• - S'incarner adulte

    Très bon texte de Franck Hatem...

    S'INCARNER ADULTE


    Avez-vous déjà entendu ces signes de mauvaise incarnation, de mauvaise acceptation de l'existence terrestre ?

    Je n'ai pas envie de vivre. Je m'arrange pour qu'on me prenne en charge. je préfère que les autres décident. Etre heureux ou pas, cela m'indiffère. Vivement ce soir qu'on se couche. La vie n'est qu'un mauvais moment à passer.

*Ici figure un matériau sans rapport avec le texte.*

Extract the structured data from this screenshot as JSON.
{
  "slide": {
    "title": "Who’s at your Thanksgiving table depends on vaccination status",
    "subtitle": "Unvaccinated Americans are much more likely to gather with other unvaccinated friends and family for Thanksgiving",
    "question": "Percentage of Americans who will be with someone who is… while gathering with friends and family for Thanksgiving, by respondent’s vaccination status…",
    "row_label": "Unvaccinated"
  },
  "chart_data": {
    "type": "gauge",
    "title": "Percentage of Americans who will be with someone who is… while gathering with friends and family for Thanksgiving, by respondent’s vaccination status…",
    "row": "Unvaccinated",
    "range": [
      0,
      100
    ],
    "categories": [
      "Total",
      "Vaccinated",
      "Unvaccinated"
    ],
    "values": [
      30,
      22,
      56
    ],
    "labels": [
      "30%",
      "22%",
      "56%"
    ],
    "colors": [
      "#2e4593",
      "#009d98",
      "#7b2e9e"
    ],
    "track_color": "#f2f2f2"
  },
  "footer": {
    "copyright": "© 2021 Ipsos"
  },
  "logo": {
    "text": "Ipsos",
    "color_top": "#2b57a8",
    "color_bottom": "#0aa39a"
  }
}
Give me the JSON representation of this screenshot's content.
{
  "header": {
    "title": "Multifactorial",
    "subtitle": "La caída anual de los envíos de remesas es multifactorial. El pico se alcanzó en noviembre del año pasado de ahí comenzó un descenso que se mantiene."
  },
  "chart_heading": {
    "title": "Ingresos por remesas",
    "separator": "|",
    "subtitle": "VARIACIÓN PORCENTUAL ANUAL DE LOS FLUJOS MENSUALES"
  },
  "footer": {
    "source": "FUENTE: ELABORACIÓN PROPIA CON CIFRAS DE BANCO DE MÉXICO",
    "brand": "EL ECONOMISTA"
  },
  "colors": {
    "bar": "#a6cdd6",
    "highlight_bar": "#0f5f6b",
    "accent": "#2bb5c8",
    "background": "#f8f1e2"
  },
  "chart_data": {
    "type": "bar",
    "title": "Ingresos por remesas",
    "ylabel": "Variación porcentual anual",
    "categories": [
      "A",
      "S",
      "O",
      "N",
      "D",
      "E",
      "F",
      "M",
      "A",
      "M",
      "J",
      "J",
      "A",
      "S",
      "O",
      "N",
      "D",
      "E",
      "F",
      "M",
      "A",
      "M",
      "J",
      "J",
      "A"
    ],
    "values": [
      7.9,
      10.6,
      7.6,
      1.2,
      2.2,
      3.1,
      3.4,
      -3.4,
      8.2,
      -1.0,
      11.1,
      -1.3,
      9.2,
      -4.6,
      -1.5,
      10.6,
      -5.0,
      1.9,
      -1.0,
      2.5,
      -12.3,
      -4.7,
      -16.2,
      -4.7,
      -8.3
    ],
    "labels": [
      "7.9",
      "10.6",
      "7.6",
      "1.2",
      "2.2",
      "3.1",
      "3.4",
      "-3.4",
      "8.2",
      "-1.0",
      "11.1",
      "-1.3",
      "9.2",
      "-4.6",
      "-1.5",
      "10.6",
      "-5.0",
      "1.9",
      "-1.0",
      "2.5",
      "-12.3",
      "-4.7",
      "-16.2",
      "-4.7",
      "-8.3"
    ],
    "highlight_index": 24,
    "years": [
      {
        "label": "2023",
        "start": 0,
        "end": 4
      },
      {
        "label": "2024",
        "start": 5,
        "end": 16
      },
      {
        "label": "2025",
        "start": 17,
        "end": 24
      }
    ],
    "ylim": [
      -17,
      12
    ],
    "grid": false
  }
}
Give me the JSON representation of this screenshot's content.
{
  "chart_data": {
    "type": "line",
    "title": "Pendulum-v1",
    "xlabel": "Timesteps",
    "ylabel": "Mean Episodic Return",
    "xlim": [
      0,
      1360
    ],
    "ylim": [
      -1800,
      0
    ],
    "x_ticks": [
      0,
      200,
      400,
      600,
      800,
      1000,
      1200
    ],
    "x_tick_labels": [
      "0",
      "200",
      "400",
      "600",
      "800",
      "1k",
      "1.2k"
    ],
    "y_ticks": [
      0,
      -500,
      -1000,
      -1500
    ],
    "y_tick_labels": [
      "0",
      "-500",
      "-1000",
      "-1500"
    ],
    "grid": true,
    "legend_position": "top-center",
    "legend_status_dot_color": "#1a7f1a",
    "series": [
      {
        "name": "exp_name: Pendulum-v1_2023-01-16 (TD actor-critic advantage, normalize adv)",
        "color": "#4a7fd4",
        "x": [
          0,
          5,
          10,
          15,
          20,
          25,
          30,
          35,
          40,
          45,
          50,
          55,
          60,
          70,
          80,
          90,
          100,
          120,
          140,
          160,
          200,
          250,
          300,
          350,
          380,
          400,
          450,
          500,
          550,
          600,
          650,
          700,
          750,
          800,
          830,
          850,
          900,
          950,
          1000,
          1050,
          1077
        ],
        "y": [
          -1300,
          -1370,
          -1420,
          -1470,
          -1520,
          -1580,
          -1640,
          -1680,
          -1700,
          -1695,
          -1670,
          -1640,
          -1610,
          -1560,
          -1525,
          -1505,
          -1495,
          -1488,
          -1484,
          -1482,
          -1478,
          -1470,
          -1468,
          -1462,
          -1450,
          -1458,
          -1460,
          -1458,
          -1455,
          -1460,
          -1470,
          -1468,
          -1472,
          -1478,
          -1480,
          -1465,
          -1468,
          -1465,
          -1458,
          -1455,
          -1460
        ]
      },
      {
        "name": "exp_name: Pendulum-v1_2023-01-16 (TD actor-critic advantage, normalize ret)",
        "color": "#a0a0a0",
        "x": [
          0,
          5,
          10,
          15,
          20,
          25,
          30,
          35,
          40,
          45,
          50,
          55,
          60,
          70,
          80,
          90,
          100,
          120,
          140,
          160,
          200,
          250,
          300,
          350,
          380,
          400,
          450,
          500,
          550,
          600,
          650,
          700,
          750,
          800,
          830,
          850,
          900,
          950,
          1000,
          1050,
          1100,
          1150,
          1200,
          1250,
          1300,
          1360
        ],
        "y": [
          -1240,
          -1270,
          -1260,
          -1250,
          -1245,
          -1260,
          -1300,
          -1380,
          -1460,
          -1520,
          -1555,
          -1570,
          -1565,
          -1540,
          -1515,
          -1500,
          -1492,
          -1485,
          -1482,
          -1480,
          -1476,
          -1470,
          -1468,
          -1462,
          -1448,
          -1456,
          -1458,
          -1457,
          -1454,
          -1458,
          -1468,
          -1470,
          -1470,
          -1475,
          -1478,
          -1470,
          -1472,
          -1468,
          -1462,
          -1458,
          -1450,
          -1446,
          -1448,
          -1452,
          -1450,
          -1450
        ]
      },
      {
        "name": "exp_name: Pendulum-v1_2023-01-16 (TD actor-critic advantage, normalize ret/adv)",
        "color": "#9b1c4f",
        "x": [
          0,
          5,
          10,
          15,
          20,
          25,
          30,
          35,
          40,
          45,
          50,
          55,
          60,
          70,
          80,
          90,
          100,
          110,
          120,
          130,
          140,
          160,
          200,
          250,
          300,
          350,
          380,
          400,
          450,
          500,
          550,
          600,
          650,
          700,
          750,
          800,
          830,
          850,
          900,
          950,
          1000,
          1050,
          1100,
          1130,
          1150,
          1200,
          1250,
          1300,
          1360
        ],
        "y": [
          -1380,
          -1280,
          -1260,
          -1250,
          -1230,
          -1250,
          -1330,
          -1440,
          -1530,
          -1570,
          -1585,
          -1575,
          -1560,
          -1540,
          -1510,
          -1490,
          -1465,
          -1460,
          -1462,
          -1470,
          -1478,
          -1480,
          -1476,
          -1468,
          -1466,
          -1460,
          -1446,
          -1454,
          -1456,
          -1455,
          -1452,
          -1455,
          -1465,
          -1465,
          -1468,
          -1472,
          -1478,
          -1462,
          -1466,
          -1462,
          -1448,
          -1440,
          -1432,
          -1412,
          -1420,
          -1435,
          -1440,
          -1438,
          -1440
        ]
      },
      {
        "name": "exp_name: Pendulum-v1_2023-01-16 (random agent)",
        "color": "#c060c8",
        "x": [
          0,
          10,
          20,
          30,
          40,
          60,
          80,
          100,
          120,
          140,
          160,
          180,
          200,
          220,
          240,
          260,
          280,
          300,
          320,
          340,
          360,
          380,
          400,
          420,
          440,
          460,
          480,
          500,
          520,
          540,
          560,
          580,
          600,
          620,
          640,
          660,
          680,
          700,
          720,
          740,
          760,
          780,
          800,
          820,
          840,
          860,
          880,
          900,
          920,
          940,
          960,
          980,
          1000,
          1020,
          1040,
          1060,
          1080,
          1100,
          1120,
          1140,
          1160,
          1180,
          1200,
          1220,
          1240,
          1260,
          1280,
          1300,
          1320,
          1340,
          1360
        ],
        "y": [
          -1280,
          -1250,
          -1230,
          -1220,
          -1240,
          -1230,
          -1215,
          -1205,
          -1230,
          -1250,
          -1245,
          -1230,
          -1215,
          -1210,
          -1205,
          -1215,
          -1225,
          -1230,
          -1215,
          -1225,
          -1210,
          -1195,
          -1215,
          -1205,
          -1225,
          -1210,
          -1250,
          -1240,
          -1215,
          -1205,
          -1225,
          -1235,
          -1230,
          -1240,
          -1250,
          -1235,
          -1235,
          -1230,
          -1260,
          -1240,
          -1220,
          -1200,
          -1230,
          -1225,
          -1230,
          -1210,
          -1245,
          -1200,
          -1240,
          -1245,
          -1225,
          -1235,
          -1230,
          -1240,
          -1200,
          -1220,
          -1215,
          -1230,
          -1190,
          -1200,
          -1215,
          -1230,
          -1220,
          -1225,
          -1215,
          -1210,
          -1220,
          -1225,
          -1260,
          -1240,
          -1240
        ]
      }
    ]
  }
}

A quoi bon se fatiguer, tout cela disparaîtra. J'ai l'impression d'être spectateur. La vie se fait sans moi. Seul Dieu compte, le reste est sans intérêt. Je ne sers à rien. Personne n'a besoin de moi. J'ai envie d'être ailleurs. Je suis toujours entre deux valises. Je n'ai ni meubles ni attaches. Le monde est trop moche pour moi. J'ai toujours envie de dormir. Je n'en ai jamais assez. Il me faut tout tout de suite. Si ce n'est pas parfait, cela ne vaut rien. On n'arrivera pas à tout changer. Il n'y a pas de place pour moi ici. L'amour doit être inconditionnel ou rien. Il n'y a pas d'amour. On est trop séparés les uns des autres. Les gens ne comprennent rien. Ce serait tellement simple si on s'aimait tous. Pourquoi tant d'inégalités, de différences ? Je ne me sens bien que quand je suis seul ; l'autre, c'est l'enfer. J'ai toujours l'impression d'être privé de quelque chose. L'argent, voilà l'ennemi. Parfois, j'ai l'impression que tout est vide, que rien n'existe. J'ai envie de mourir. J'ai envie de retrouver mes frères. Je déteste monter dans une voiture ou à cheval. Je déteste mon corps, je n'arrive pas à m'y habituer. Le corps, c'est sale. La matière, c'est le mal. Je ne suis bien que dans la spiritualité. Je suis incapable de faire un jogging ou de danser. Il faut en finir avec la reproduction. Les enfants sont des plaies. Ce serait tellement simple si l'humanité s'éteignait. Etre mère ? Quelle horreur ! Ma mère a souffert à ma naissance. Je ne risque rien, je n'ai pas de famille. Dans la vie, il ne faut jamais prendre de risques. J'ai toujours mal quelque part. Quelle idée d'avoir un sexe ! J'évacue trop. Ou pas assez. J'ai peur de souffrir. J'ai peur d'aimer, de m'engager, de décider. Je préfère qu'on me commande. Créer une entreprise ? C'est de la folie. Je trouve toujours mille raisons de ne pas faire ce que je décide. Je n'étais pas un enfant désiré. J'aurais voulu avoir un autre destin. La vie s'est liguée contre moi. Je ne sais pas ce que je veux. Je n'ai pas de but. Je déteste vieillir. Il est trop tard pour agir. Pourquoi tout ça ? Il faut toujours se battre, j'en ai assez. Si au moins les autres agissaient aussi. Qu'attendent les Extraterrestres pour venir me chercher ?

    Qui n'a pas reconnu un de ses travers de pensée, un de ses réflexes de vie, dans cette énumération de symptômes ? Symptômes de quoi ? De la même affection : la peur, ou le refus de s'incarner, d'être incarné.

    L'incarnation est la souffrance première : je suis l'être infini, et il faut que je m'enferme dans un corps minuscule ! Que par la même occasion je perde l'essentiel de ma mémoire, de ma connaissance, de mes pouvoirs psychiques, et surtout, je perds la joie de l'unité pour tomber dans les affres de la séparation. Qui plus est, ce corps que je n'ai plus l'impression d'avoir choisi et décidé, dont j'ignore désormais et l'origine et le but, ce corps est un facteur de douleur, de vieillesse, de maladie, de limitations insupportables. Que ne suis-je resté où j'étais !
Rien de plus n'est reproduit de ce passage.